L’actualité commentée

Avril 2020

« Je ne reverrai plus le monde », d’Ahmet Altan

Invitation à la lecture

Le 22 avril 2020

« Me jeter en prison était dans vos cordes ; mais aucune de vos cordes ne sera jamais assez puissante pour m’y retenir. »

Mots-clés associés à cet article : Prison , Turquie , Liberté de la presse , Journaliste

« Je suis écrivain.
Je ne suis ni là où je suis, ni là où je ne suis pas.
Vous pouvez me jeter en prison, vous ne m’enfermerez jamais.
Car comme tous les écrivains, j’ai un pouvoir magique : je passe sans encombre les murailles. »

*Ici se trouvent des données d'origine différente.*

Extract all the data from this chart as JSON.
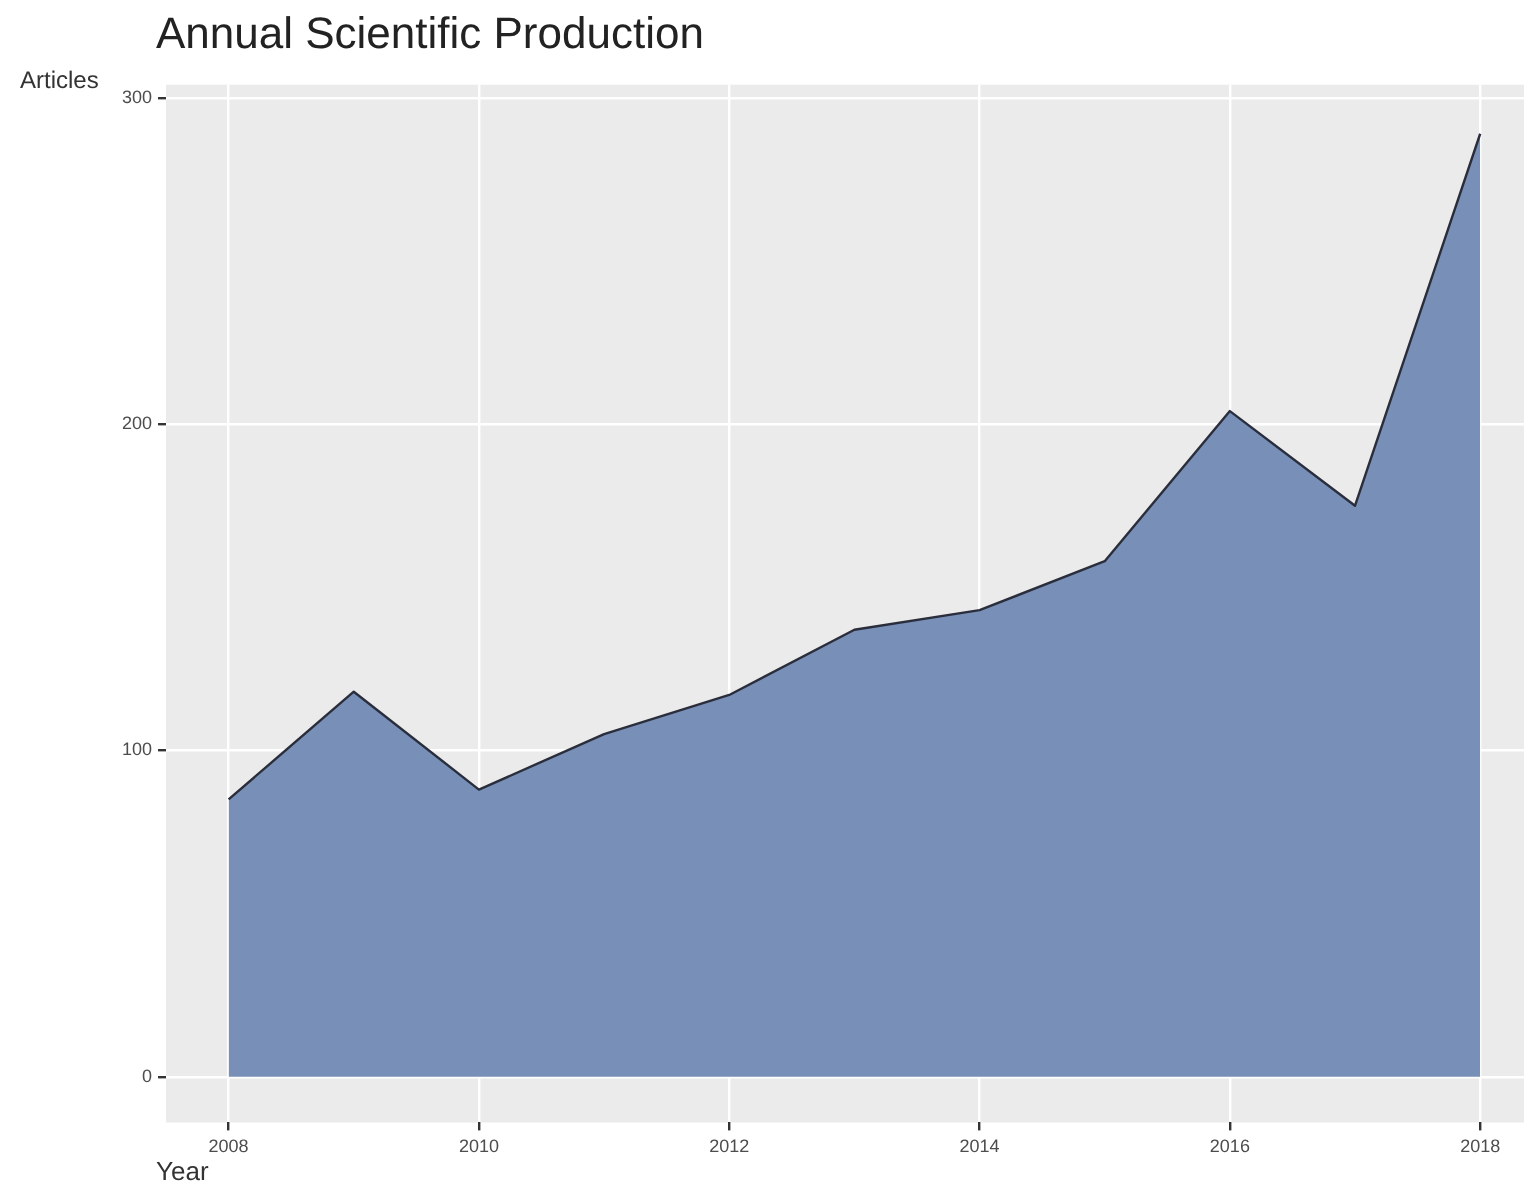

JPEG - 41.7 koTurquie 2016 : après la tentative de coup d’état, des milliers de fonctionnaires, de magistrats, d’écrivains et de journalistes sont arrêtés, accusés d’avoir participé à une tentative de coup d’État. Parmi eux se trouve Ahmet Altan, romancier, essayiste et journaliste qui sera condamné à la « peine de réclusion à perpétuité aggravée ». Mais cet homme cultivé, épris de liberté, ne se laissera pas abattre !
Dans la cellule qu’il partage avec deux autres prisonniers, il écoute, il médite, il rêve aussi. Et il écrit de courts récits qu’il arrive à faire sortir de prison, feuille après feuille. Réunies, celles-ci seront éditées, hors de Turquie. Ahmet Altan y philosophe, il évoque l’un ou l’autre ouvrage littéraire qui l’inspire à un moment donné… Il raconte aussi le quotidien des prisonniers, atroce souvent, parfois drôle ou un rien poétique quand il évoque les fleurs que les oiseaux laissent tomber dans la cour de la prison…
Dès son arrestation, il a pris conscience qu’il est « un corps pris au piège », mais aussi quelqu’un d’autre « formé de mille voix, rires, lignes, phrases et douleurs ». Sa force, ce sera sa capacité à se détacher de l’enfermement, par l’esprit, l’imagination, l’écriture : « La réalité n’a pas pu m’attraper au vol », écrit-il. Ou encore : « La flamme de mon esprit triompherait de tous les feux dans lesquels mes geôliers voudraient me faire brûler ». Magnifique exemple de résilience, Ahmet Altan détaille comment il laisse de côté les rêves réalistes, concrets, qui n’ont aucune chance de se réaliser (une libération…) pour s’autoriser des rêves d’emblée impossibles en voyageant dans l’espace et le temps. « Je parcours encore le monde avec les ailes de l’imagination », conclut cet homme libre !

« Je ne reverrai plus le monde – Textes de prison » - Ahmet Altan -Traduction : Julien Lapeyre de Cabanes - Éditions Acte Sud – Prix André Malraux 2019.

Commentaires

  1. « Je ne reverrai plus le monde », d’Ahmet Altan

    22 avril 2020

    Amandine

    Merci beaucoup de nous faire connaître cet écrivain.
    Dès que les librairies et les bibliothèques seront de nouveau ouvertes, je me lancerai à la recherche de ses livres.
    En pensée avec lui, en espérant qu’il reverra encore le monde.

  2. « Je ne reverrai plus le monde », d’Ahmet Altan

    22 avril 2020

    Michel Schobbens

    Il est super courageux cet homme, mais je le plains comme tous ces autres
    qui ont été mis en prison parce qu’ils déplaisaient à Erdogan.